Pyrilla perpusilla

Scientific classification
- Kingdom: Animalia
- Phylum: Arthropoda
- Clade: Pancrustacea
- Class: Insecta
- Order: Hemiptera
- Suborder: Auchenorrhyncha
- Infraorder: Fulgoromorpha
- Family: Lophopidae
- Genus: Pyrilla
- Species: P. perpusilla
- Binomial name: Pyrilla perpusilla (Walker, 1851)
- Synonyms: Dictyoptera pallida Stebbing (1903); Fulgora pallida Donovan (1800); Pyrops perpusilla; Zamila perpusilla Walker (1851);

= Pyrilla perpusilla =

- Genus: Pyrilla
- Species: perpusilla
- Authority: (Walker, 1851)
- Synonyms: Dictyoptera pallida Stebbing (1903), Fulgora pallida Donovan (1800), Pyrops perpusilla, Zamila perpusilla Walker (1851)

Species of true bug

Pyrilla perpusilla, commonly known as the sugarcane planthopper, is a planthopper in the family Lophopidae. It is native to Asia where it feeds on grasses and other plants and is a major pest of sugarcane and sorghum.

==Description==
The adult P. perpusilla has an elongated snout with piercing and sucking mouthparts, and a soft body, and is a yellowish-brown colour. Males have a wing-span of about 20 mm and females are slightly smaller, averaging 17 mm. The eggs are ovoid, white to yellowish-green and about 2 mm long. The nymphs are creamy-white and each instar stage has long filaments projecting near the anus.

==Distribution==
P. perpusilla is native to southern Asia and occurs in Afghanistan, Bangladesh, Cambodia, China, India, Indonesia, Laos, Myanmar, Nepal, Pakistan, Sri Lanka, Thailand and Vietnam.

==Hosts==
Besides sugarcane, this planthopper has been found feeding on other host plants, and breeding on some of them. These include maize, sorghum, pearl millet, barley, bitter melon, okra, Vietnamese luffa, watermelon, squash, rice, wild oat, pea and Indian thorny bamboo.

==Life cycle==
Adult female P. perpusilla lay small batches of eggs on sugarcane leaves, mostly on the underside but sometimes on the upper surface, and during the winter, inside the leaf sheath.

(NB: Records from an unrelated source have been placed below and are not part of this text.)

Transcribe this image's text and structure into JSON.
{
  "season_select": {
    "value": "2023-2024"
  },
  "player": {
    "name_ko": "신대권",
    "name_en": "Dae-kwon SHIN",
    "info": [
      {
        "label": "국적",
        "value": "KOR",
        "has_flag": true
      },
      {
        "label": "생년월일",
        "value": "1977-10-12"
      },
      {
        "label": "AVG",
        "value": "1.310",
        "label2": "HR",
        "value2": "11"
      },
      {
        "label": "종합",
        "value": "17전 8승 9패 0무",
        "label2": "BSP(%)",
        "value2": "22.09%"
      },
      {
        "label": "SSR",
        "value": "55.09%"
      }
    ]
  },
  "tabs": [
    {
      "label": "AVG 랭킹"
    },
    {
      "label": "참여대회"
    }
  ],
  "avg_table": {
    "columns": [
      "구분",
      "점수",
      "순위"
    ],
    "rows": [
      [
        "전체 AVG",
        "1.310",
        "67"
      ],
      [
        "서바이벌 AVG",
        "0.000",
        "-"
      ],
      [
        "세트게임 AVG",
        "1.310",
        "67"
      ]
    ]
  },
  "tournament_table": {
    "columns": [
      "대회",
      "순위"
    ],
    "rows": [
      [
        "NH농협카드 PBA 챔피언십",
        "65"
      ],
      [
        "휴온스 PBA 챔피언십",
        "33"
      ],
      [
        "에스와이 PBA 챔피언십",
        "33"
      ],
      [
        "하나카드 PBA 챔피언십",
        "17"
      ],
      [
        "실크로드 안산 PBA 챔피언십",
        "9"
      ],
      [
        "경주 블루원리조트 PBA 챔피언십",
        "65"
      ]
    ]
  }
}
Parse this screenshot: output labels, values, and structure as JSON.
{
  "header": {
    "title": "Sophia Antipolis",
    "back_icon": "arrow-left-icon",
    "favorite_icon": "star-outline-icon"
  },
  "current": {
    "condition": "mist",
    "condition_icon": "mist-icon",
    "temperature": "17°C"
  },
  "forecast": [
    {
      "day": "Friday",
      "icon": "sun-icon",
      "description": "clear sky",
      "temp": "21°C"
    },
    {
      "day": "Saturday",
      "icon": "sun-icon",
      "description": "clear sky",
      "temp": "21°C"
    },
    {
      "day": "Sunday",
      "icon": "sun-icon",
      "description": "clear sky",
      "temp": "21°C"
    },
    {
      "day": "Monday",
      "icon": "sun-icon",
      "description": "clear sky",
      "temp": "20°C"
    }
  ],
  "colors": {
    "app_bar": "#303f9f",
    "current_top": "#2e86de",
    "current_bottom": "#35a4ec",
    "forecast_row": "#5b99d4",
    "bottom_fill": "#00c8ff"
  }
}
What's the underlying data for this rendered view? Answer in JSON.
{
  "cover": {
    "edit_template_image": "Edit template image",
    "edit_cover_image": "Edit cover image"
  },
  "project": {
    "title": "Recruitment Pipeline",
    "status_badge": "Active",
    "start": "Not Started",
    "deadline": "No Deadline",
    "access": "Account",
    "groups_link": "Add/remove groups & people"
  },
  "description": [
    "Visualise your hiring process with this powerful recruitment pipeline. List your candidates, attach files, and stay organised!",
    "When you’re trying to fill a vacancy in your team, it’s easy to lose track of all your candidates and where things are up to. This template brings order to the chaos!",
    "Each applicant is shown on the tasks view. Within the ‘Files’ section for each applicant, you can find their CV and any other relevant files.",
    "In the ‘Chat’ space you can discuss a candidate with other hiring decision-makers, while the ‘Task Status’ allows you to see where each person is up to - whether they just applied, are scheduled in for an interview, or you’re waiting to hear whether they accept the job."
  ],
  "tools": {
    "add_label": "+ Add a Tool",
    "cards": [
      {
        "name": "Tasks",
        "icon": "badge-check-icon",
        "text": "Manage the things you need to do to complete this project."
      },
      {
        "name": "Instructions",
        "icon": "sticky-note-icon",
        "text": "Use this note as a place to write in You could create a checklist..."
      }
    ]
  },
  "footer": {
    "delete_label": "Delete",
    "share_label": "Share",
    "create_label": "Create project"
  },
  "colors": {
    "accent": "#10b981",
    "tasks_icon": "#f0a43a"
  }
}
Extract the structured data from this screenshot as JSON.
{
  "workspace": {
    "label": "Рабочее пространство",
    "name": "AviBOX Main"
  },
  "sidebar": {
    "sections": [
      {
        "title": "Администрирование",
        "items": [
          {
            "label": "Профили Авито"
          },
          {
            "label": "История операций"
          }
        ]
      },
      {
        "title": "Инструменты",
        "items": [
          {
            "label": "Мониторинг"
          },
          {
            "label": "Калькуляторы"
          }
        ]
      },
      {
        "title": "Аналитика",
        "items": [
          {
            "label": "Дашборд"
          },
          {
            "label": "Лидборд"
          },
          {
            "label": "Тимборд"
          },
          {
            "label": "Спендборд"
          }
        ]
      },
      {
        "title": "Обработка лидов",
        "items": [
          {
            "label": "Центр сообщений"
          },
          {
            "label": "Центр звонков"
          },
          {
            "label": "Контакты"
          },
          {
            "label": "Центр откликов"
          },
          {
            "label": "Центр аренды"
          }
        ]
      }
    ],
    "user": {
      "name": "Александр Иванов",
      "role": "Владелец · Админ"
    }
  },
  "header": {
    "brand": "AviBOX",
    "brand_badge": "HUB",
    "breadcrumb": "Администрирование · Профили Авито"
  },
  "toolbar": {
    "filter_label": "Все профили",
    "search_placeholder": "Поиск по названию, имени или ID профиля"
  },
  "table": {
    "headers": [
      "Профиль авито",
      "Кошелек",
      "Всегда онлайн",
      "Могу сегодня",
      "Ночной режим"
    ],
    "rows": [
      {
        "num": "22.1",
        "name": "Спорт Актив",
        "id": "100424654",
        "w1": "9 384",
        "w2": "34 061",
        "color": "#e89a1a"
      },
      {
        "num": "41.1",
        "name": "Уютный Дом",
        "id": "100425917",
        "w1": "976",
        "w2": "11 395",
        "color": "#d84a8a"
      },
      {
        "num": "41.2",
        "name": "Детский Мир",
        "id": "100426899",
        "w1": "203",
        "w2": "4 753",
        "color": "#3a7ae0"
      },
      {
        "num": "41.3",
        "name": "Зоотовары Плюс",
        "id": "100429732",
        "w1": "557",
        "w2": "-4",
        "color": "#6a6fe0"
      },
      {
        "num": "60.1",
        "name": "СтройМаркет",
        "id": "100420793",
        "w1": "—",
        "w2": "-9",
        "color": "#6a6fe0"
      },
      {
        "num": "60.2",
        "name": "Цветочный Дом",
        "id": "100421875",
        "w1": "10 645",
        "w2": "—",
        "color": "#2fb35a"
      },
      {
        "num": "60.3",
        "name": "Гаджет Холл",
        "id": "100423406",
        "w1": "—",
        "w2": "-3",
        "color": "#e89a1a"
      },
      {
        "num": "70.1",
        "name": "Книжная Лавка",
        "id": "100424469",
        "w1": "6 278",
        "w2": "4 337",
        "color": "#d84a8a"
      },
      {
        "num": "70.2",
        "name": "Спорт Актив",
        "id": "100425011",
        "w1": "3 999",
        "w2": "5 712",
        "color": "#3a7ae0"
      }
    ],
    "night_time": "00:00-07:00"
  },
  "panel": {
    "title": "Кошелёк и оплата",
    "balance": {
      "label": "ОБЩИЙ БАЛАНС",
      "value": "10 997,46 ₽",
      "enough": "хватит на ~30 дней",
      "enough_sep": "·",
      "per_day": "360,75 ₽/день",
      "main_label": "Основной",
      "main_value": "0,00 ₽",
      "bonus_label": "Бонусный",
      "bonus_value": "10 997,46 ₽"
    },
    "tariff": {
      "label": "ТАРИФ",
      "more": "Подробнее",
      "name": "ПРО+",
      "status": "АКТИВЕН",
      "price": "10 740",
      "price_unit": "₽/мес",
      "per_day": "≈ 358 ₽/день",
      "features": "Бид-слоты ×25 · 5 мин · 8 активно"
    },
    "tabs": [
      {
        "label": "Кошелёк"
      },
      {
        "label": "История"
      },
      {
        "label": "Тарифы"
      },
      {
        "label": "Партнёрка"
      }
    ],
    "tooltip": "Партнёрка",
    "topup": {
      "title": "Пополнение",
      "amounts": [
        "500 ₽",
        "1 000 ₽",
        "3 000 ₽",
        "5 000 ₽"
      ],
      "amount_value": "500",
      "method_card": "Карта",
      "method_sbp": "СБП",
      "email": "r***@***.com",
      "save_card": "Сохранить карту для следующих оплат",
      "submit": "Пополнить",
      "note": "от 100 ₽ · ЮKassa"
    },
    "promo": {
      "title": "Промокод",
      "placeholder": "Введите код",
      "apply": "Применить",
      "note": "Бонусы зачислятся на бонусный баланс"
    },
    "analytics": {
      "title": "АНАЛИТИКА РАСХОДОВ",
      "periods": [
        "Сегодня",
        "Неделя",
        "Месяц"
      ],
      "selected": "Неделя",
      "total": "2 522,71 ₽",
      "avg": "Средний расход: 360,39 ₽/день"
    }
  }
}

The eggs are laid in four or five rows and are protected with filaments of whitish wax protruded by the female. They hatch after six to thirty days depending on the time of year. The nymphs pass through five developmental stages, before moulting for a last time and becoming adult. Breeding commences eight or more days later. In Sri Lanka, fecundity in the female is about 133; females live longer than males but there is no overlap of generations because the longevity of the adults is less than the time taken for the nymphs to develop. In India, fecundity ranges up to 880, and the lifespan ranges from 14 to 200 days depending on climatological conditions.

==Ecology==
The planthopper feeds on its host by inserting its stylet into a leaf and sucking out the phloem sap. Excess fluid is excreted as honeydew and sooty mould grows on it. The plant's vigour is reduced through the loss of sap and the reduction in photosynthesis resulting from the sooty mould. Brown patches appear on the leaves, which may also become discoloured. The leaves may wilt, later becoming desiccated and brown. In India, P. perpusilla has at least 16 species of natural invertebrate enemies; some of these are parasitoids attacking the eggs and young nymphs, while others are predators and parasitoids of older nymphs and adults. The most successful parasitoid seems to be the moth Epiricania melanoleuca, and it is being used in biological pest control of P. perpusilla.